Häufig gestellte Fragen zur Ausschreibung „Innovative Projekte“

Wie soll der elektronische Versand erfolgen? 

Ideal ist, wenn Sie alle Dateien (Formular, Erläuterungen, LOIs, Stellungnahme der Hochschule/n usw.) in ein einziges pdf zusammenführen. Wir leiten die Anträge elektronisch an die Gutachter weiter. Wenn pro Antrag drei, vier oder mehr Dateien vorliegen, besteht die Gefahr, dass Teile davon aus Versehen nicht weitergeleitet oder vom Gutachter übersehen werden, was zum Nachteil des Antragstellers ist.

Wie umfangreich darf ein Antrag (Anhang 1) sein?

Es gibt keine offizielle Begrenzung, allerdings liest kein Gutachter gern einen Antrag mit mehr als 20 Seiten. Versuchen Sie sich also auf rund 15 Normseiten (a ca. 3000 Zeichen) zu beschränken, die Formblätter und LOIs nicht mitgerechnet.

Bei Industriekooperationen kann auch – neben „Letter of intent“ – „Kooperationsvereinbarung“ angeklickt werden? Steht das nicht im Widerspruch zur Grundregel, dass ein Projekt vor Förderung nicht angefangen werden darf?

Eigentlich ja, aber wenn sich die Kooperationsvereinbarung nicht direkt auf das beantragte Projekte bezieht, sondern grundsätzlich besteht, ist eine solche nicht schädlich. In der Realität wird so ein Fall aber sehr selten vorkommen.

Genügt es, wenn die Unternehmenspartner einen „Letter of intent“ schreiben und sich mit Barmitteln und/oder geldwerten Leistungen beteiligen?

Eigentlich sollten alle Partner auch im Arbeitsplan erscheinen, d.h. auch etwas konkret zu den Projektergebnissen beitragen. Allein die „Beobachtung“ eines Projekts und ggf. die Verwertung der Ergebnisse im Nachhinein machen eine Bewilligung unwahrscheinlich, auch dann nicht, wenn von den Partnern Mittel beigesteuert werden.

Was bedeutet "Kooperation mit der Zivilgesellschaft und/oder mit Kommunen"?

Vor allem in den Sozialwissenschaften gibt es i.d.R. keine Partner aus der Industrie, wohl aber Partner aus anderen, nicht-kommerziellen Bereichen (Kliniken, Pflegeheime, Sozialverbände, Kommunen, NGOs etc.). Um dies zu verdeutlichen, wurde in der laufenden Ausschreibung erstmals diese Wahlmöglichkeit eingeführt. Hier wird man nicht unbedingt erwarten, dass diese Partner Barmittel oder geldwerte Leistungen im gleichen Umfang beisteuern wie Unternehmen der freien Wirtschaft. Doch auch hier gilt: Diese Partner sollten das Projekt aktiv unterstützen, also im Arbeitsplan auftauchen.

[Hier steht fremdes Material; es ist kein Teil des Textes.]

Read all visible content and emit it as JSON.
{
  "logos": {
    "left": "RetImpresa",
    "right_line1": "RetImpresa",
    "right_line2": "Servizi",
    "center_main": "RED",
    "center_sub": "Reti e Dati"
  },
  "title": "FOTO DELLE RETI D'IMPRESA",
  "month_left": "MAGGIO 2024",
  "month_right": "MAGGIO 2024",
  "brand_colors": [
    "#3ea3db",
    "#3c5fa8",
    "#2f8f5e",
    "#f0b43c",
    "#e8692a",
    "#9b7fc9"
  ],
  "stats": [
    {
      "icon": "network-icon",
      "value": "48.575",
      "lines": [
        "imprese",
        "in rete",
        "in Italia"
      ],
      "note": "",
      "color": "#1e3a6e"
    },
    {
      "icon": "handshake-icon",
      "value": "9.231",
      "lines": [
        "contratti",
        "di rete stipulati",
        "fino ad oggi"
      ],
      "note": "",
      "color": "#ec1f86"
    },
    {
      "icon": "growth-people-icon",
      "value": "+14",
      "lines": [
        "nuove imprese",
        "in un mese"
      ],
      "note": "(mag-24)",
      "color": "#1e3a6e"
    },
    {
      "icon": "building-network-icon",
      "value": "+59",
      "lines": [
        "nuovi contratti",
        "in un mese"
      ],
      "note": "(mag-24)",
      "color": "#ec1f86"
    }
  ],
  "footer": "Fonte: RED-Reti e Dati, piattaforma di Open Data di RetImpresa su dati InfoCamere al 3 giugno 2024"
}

Kann es auch Vorhaben mit Partnern aus der Wirtschaft und einer Universität (oder weiteren Partnern) geben?

Selbstverständlich! Solche Projekte sind sicher gern gesehen. Allerdings gibt immer, dass Wissenschaftlichkeit und Innovationshöhe das erste Kriterium für die Bewertung darstellt. Ein Vorhaben wird nicht automatisch zur Förderung empfohlen, nur weil es bestimmte Partner gibt.

Wer begutachtet? Wieso sind die Namen der Gutachter nirgends aufgelistet?

Die Gutachtergruppen werden immer wieder neu zusammengesetzt bzw. ergänzt. Dies erfolgt durch das MWK in Abstimmung mit dem RKH-Vorstand. In der Regel sind einzelne Gutachter für drei Antragsrunden berufen. Sofern wir die Namen veröffentlichen, das zeigte die Vergangenheit, ist die Anonymität nicht mehr gänzlich gewahrt, da die fachliche Zuordnung der einzelnen Gutachter leicht nachvollzogen werden kann und somit ersichtlich ist, wer für welchen Antrag das Hauptgutachten verfasst hat.

Die drei Gutachtergruppen (Ingenieurwissenschaften, Wirtschafts- und Sozialwissenschaften, Life Sciences) sind so zusammengesetzt, dass jeweils neben einigen Wissenschaftlern aus unseren Hochschulen Vertreter von Firmen, Universitäten und einer Hochschulen aus einem anderen Bundesland mitwirken. Alle Anträge werden in Begutachtungssitzungen diskutiert; d.h. die Entscheidung fällt nie ein Gutachter allein, sondern immer die Gruppe in ihrer Gesamtheit.